可以看到EncoderLayer没有自己独立的可训练参数，所有的参数，都来自其他地方：

其一，一个MultiHeadAttention对象，里面有4个Linear network；参数个数是：4*(512*512+512)=1,050,624

其二，一个PositionwiseFeedForward对象，里面有2个Linear network；参数个数是：2,099,712。

其三，两个SublayerConnection对象，每个对象使用一个LayerNorm对象，LayerNorm里面有两个可训练参数向量a_2和b_2。则，可训练参数个数是：

2 * (512 + 512) = 2048。

综合上面三个部分：一共有: 1,050,624 + 2,099,712 + 2048 = 3,152,384个参数。
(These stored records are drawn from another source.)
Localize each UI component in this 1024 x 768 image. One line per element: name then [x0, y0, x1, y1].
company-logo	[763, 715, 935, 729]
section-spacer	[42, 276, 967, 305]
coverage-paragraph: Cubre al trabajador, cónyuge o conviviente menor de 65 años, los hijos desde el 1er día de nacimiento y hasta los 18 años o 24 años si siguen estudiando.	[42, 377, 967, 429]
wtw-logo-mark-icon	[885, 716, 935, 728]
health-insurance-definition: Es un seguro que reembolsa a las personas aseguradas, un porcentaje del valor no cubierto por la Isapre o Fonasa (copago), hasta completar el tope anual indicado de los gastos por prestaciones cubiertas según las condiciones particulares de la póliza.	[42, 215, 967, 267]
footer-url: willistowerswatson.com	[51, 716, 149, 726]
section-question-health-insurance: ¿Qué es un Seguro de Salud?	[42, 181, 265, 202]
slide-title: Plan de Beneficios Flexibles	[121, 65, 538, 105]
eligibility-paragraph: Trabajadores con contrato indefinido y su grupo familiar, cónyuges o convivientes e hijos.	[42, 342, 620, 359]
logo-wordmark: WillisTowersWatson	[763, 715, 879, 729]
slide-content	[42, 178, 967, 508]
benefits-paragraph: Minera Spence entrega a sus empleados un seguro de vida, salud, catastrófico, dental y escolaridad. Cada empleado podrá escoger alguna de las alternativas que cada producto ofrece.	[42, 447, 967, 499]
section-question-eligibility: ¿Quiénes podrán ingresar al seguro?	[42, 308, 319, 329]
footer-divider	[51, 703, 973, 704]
（一个EncoderLayer)

另外稍微难理解的是这里使用了lambda来定义一个匿名函数，展开类似于：

def lambda1(self, x, mask):

  return self.self_attn(x, x, x, mask) 

然后把这个lambda1传递给self.sublayer[0]。

数数这里的可训练参数的个数：

6层EncoderLayers: 每一层是 3,152,384个参数；

LayerNorm里面有两个512维度的向量，有1024个参数；

则一共有：3,152,384*6 + 1,024 = 18,915,328个参数(Encoder类)。

再假设，源语言词表大小是30,000词，则embeddings部分有30,000 * 512 = 15,360,000个参数（词嵌入矩阵）。

这样的话，源语言的Embeddings+Encoder，一共有34,275,328个可训练参数。

### Decoder

The decoder is also composed of a stack of $N=6$ identical layers.


因为很多类都是重复使用的，我们看第一个不一样的类, 9.DecoderLayer

In [11]:
class Decoder(nn.Module):
    "Generic N layer decoder with masking."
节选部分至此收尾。